Rot-Weiß Schönow – FSV Bernau II 5:1 (3:1). Tore: 1:0 Erdmann (5.), 2:0 Schulz (18.), 2:1 Kyyan (28.), 3:1 Krüger (45.+2), 4:1 Bachnick (81.), 5:1 Lang (84.). Zuschauer: 151. Keine Probleme hatten die Hausherren gegen überforderte Bernauer im reinen Barnimer-Duell. „Der Knoten ist in dem Spiel geplatzt und wir haben endlich mal Tore geschossen“, sagt Schönow-Coach Tobias Robel.

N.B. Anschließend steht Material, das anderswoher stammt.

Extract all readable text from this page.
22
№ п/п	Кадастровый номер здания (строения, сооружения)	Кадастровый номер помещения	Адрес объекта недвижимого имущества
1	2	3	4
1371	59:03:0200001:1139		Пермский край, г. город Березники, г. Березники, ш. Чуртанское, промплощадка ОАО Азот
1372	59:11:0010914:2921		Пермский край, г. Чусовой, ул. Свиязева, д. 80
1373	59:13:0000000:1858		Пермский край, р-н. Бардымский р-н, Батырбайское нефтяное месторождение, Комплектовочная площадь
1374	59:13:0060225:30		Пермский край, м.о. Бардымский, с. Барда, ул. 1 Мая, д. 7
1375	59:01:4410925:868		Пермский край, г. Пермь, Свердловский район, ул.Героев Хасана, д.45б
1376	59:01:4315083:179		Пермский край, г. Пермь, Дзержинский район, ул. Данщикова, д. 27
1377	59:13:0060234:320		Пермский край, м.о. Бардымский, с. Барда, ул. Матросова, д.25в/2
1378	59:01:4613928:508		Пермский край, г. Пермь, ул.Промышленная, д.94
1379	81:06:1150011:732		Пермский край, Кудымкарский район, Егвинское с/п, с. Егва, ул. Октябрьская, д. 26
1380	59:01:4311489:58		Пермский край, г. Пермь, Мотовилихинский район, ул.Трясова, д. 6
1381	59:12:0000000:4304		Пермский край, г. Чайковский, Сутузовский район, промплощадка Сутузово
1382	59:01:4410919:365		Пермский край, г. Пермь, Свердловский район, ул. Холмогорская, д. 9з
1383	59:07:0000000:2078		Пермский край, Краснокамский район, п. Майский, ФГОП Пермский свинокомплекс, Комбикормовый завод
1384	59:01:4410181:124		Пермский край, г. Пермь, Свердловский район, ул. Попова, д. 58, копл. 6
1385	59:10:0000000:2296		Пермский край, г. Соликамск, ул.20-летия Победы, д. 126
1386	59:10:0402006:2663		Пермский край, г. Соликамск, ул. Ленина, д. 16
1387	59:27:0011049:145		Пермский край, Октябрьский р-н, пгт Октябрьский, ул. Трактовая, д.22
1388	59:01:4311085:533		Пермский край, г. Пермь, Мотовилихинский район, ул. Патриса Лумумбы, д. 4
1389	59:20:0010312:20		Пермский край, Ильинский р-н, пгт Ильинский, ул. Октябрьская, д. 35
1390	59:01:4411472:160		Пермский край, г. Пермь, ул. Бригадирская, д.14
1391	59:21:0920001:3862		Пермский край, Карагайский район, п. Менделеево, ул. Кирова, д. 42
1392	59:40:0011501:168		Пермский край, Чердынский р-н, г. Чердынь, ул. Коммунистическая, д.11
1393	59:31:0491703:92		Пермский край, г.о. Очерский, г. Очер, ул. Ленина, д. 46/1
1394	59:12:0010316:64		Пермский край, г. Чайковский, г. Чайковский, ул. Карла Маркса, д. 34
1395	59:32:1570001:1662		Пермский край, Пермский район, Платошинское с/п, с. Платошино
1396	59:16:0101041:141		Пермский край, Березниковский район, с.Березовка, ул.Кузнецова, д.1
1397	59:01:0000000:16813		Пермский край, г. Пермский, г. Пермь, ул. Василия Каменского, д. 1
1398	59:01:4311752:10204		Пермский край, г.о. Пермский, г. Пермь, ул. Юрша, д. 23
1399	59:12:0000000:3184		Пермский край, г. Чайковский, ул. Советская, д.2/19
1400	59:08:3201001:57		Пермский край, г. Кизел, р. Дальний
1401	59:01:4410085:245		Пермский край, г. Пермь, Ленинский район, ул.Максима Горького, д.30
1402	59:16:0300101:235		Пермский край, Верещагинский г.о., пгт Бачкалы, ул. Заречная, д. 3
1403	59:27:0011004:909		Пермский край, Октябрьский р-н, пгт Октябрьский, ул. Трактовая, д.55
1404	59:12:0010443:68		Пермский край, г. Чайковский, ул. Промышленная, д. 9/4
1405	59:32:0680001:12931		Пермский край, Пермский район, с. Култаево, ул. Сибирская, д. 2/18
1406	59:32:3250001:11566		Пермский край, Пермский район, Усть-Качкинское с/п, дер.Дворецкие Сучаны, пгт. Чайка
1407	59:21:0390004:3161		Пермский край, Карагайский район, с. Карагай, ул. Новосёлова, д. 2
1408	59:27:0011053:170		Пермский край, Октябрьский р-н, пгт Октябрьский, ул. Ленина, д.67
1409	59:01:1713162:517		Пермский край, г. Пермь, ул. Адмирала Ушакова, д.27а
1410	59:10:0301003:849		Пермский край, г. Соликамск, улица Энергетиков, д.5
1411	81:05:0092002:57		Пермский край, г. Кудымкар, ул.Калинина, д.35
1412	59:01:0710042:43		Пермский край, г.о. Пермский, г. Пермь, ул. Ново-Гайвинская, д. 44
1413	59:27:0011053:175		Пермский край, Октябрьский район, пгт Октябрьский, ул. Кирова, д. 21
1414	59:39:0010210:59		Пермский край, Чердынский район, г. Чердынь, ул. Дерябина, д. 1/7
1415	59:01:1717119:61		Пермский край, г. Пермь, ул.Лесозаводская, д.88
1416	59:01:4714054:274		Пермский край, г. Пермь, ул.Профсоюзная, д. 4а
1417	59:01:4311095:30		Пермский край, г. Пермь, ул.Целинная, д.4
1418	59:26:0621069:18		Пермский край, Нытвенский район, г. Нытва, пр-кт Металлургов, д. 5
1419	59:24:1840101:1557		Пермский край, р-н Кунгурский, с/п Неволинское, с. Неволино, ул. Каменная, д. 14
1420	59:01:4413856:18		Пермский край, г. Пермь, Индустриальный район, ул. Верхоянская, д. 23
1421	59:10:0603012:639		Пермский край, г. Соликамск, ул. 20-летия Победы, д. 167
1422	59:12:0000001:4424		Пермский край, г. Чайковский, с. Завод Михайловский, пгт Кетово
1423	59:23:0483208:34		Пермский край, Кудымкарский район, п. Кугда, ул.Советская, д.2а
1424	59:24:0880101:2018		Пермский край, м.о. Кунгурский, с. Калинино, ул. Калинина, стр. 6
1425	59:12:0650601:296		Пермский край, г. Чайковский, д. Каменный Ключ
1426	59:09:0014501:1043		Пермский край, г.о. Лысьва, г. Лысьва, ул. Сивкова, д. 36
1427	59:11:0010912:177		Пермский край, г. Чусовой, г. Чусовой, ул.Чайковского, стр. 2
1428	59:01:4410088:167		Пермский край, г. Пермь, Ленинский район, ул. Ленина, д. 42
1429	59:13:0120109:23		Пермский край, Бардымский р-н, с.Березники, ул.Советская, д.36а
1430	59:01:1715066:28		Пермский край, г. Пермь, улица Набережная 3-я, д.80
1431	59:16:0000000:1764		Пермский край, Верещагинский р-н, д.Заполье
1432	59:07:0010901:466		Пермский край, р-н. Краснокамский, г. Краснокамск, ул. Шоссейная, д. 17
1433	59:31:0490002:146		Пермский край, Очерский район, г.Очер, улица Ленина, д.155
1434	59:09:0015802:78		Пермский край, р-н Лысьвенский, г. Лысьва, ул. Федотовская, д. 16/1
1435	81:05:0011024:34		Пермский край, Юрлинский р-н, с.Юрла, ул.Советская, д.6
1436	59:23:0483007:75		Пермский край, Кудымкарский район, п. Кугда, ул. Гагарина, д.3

TuS Sachsenhausen II – Grün-Weiss Ahrensfelde II 4:2 (1:2). Tore: 1:0 Rosenberg (24.), 1:1 Herrmann (32.), 1:2 Herrmann (45./FE.), 2:2 Grüning (59.), 3:2 Nassar (65.), 4:2 Wnuczek (90.). Zuschauer: 41. Aufgrund der zweiten Halbzeit geht der Sieg in Ordnung. Da drehten die Gastgeber mächtig auf. „Wir haben körperlich überzeugt“, sagt TuS II-Coach Philipp Holzhauer, der selbst das Tor hütete.